How to implement pagination with large dataset

Environment

.Net 5
Elasticsearch.Net.Aws 7.1.0 : NuGet Gallery | Elasticsearch.Net.Aws 7.1.0
Low level client

Problem

Even with pagination, Elasticsearch's query API does not support more than 10_000 records by default. I.e. if the sum of from and size > 10_000 the API throws an error.

Potential solutions

Increase size


I can increase the index's max_result_window as described here. However I am expecting a large dataset in production - probably less than 10_000_000 records at one time, but for obvious reasons I don't believe that simply increasing the window size is a good idea. My use-case does not require over-the-top performance, but it has to be reasonable for both the end-user and the AWS bill.

What do you think? What leeway do I have regarding to max_result_window setting?

Track total hits


I've read about track_total_hits parameter - It only returns the correct amount of total hits on each request, but still does not allow records after the 10_000th to be fetched

Scroll API


I've read about the Scroll-API - it's being deprecated currently, so I'd like to avoid it.

Search after


I've read about the search_after parameter - the concept is to define a consistent sort criteria and call exact query for each page, the only difference being is the value of search_after, which for every subsequent search should be the sort value returned of the last hit in the previous search.

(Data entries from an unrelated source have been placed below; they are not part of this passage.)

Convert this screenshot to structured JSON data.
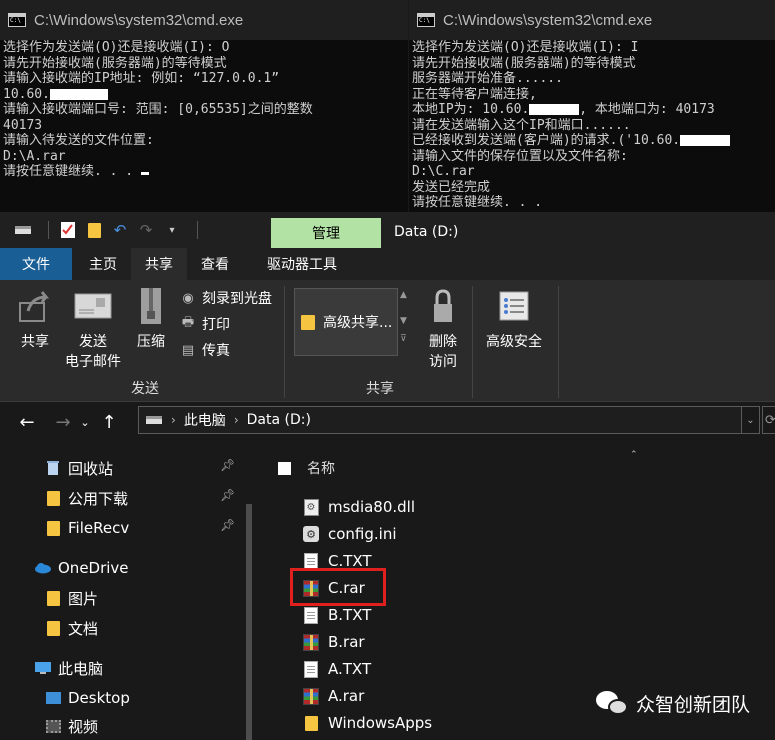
{
  "cmd_left": {
    "title": "C:\\Windows\\system32\\cmd.exe",
    "lines": [
      "选择作为发送端(O)还是接收端(I): O",
      "请先开始接收端(服务器端)的等待模式",
      "请输入接收端的IP地址: 例如: “127.0.0.1”",
      "10.60.",
      "请输入接收端端口号: 范围: [0,65535]之间的整数",
      "40173",
      "请输入待发送的文件位置:",
      "D:\\A.rar",
      "请按任意键继续. . ."
    ]
  },
  "cmd_right": {
    "title": "C:\\Windows\\system32\\cmd.exe",
    "lines": [
      "选择作为发送端(O)还是接收端(I): I",
      "请先开始接收端(服务器端)的等待模式",
      "服务器端开始准备......",
      "正在等待客户端连接,",
      "本地IP为: 10.60.",
      ", 本地端口为: 40173",
      "请在发送端输入这个IP和端口......",
      "已经接收到发送端(客户端)的请求.('10.60.",
      "请输入文件的保存位置以及文件名称:",
      "D:\\C.rar",
      "发送已经完成",
      "请按任意键继续. . ."
    ]
  },
  "explorer": {
    "manage_tab": "管理",
    "window_title": "Data (D:)",
    "tabs": [
      "文件",
      "主页",
      "共享",
      "查看",
      "驱动器工具"
    ],
    "ribbon": {
      "share": "共享",
      "email_line1": "发送",
      "email_line2": "电子邮件",
      "zip": "压缩",
      "burn": "刻录到光盘",
      "print": "打印",
      "fax": "传真",
      "group_send": "发送",
      "advanced_share": "高级共享...",
      "remove_access_line1": "删除",
      "remove_access_line2": "访问",
      "advanced_security": "高级安全",
      "group_share": "共享"
    },
    "address": {
      "crumb1": "此电脑",
      "crumb2": "Data (D:)"
    },
    "nav": {
      "recycle": "回收站",
      "public_downloads": "公用下载",
      "filerecv": "FileRecv",
      "onedrive": "OneDrive",
      "pictures": "图片",
      "documents": "文档",
      "this_pc": "此电脑",
      "desktop": "Desktop",
      "videos": "视频"
    },
    "column_name": "名称",
    "files": [
      {
        "name": "msdia80.dll",
        "icon": "dll-icon"
      },
      {
        "name": "config.ini",
        "icon": "ini-icon"
      },
      {
        "name": "C.TXT",
        "icon": "text-file-icon"
      },
      {
        "name": "C.rar",
        "icon": "rar-archive-icon"
      },
      {
        "name": "B.TXT",
        "icon": "text-file-icon"
      },
      {
        "name": "B.rar",
        "icon": "rar-archive-icon"
      },
      {
        "name": "A.TXT",
        "icon": "text-file-icon"
      },
      {
        "name": "A.rar",
        "icon": "rar-archive-icon"
      },
      {
        "name": "WindowsApps",
        "icon": "folder-icon"
      }
    ]
  },
  "watermark": "众智创新团队",
  "colors": {
    "file_tab": "#1a5e96",
    "manage_tab": "#b3e2a5",
    "highlight": "#e0201e",
    "folder": "#f5c542"
  }
}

As far as I can tell this is the recommended solution, but while it may work for large page sizes, I'm having difficulty understanding how it solves the basic paging case:

Lets say we have 20_000 records total, page size is 10, hense 2_000 pages. How can I return the last page, containing records 19_990-20_000? Unless I misunderstand, search_after does not help, because I've skipped pages and I don't have the sort value of record number 19_989.

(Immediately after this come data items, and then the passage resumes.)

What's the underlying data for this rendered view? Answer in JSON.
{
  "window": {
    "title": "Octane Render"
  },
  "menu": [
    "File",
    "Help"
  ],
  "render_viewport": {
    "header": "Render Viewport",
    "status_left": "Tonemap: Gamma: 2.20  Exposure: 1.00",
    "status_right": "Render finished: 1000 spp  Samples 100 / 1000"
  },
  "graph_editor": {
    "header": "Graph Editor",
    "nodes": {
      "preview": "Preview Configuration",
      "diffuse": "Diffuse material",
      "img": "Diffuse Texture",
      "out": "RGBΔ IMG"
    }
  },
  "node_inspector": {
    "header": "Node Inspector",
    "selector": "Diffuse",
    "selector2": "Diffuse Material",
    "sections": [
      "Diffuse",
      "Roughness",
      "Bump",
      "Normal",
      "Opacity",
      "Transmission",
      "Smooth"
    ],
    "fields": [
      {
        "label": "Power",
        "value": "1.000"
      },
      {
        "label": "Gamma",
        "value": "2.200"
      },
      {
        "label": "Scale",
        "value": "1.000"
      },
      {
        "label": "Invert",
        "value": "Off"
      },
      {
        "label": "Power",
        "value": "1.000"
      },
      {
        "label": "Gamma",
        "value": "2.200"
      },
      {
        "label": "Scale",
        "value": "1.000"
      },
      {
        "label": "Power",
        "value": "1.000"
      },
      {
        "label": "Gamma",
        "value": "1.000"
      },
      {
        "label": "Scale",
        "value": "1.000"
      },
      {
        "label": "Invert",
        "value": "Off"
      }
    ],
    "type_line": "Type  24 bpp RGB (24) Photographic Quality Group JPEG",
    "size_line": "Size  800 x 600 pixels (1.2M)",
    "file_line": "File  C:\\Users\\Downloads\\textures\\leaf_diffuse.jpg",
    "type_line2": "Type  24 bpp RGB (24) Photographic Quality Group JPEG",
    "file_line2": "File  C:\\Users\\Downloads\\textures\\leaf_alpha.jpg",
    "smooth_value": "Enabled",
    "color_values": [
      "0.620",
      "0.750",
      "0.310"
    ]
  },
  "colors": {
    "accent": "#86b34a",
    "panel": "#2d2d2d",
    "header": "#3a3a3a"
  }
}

Further more, per the docs:

If provided, the from argument must be 0 (default) or -1

This means that I cannot use a combination of both:

  1. Perform one search with "from": "990"
  2. Use the last record's sort value to perform a second search, again using a "from": "990"
  3. Return the results of the second search.

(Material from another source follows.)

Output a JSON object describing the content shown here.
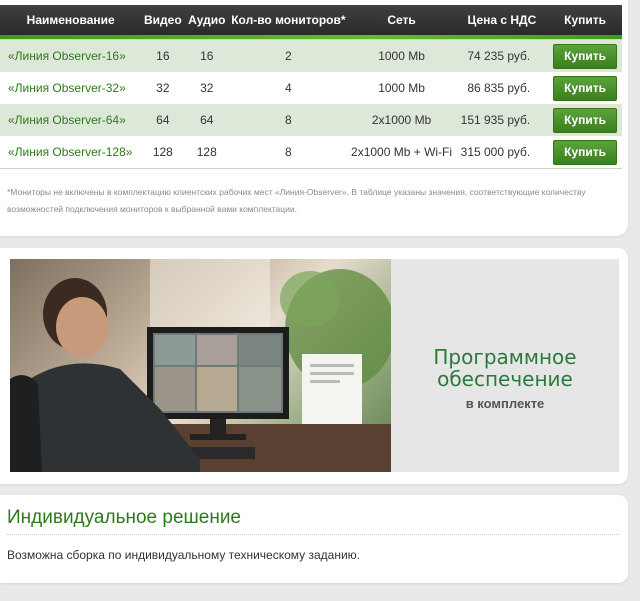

Beyond that I cannot figure out another way to use it. Could you tell me where I'm getting it wrong?

Hi @achobanov.

The package you are using is not an official Elastic package so we can offer no support for it. It depends on one of our libraries but I'm not sure what APIs it exposes.

For a supported client, you would need to use NEST (for v7). We have a new client in development for v8. NEST provides high-level APIs for working with Elasticsearch. In your scenario, it sounds like you're after the Scroll API functionality. Which version of Elasticsearch are you using? If you're on the latest release of 7.x, you can also leverage the point in time API and "search after" functionality as well. These are useful for paginating through a set of results beginning to end though.

Hi @stevejgordon,

I'm sorry, I've posted the AWS provider package. It's not really relevant to our discussion, however, because it only configures connection to AWS, nothing else. I'm using the low level client instead of NEST, so I am building the search body string myself.

I've explored the options you propose, and have described in my question my thoughts about them. In short:

  • Scoll API seems to be deprecated, so I'd prefer another solution
  • I don't unsterstand how search_after can help me. I.e how can I use it to retrieve the last 10 documents from a 20_000 size dataset. Please look at the relevant section in my question above for more info.
  • Increasing the index max_result_window seems like the easiest, but potentially problematic solution. Can you offer any guidelines as to how much I can reasonably increase it?

My use-cases are simple queries - the most complicated theoretical of now is bool query, compounding up to 5 other bool queries, each consisting of up to 4 match_phrase queries. In reality I doubt it will often be used for more than a total of 5-6 queries compounded in a single bool.

Highest performance is also not sought after.

These search APIs are designed to let you paginate through a large result set from beginning to end. Point in time replaces scroll as the recommended approach if your server version supports it.

If you want the last X docs, you shouldn't need to scroll through all results. If you can sort them in descending order, you can then request size for the number of docs you want in the response.

Steve, I guess I can do that, but what if I have 30_000 records and I want to get records 15_000-15_010? Maybe I'm grilling you too much, because I wouldn't imagine a user manually scrolling through 150 pages. I guess that's fine for now. Thanks for your time :slight_smile:

This topic was automatically closed 28 days after the last reply. New replies are no longer allowed.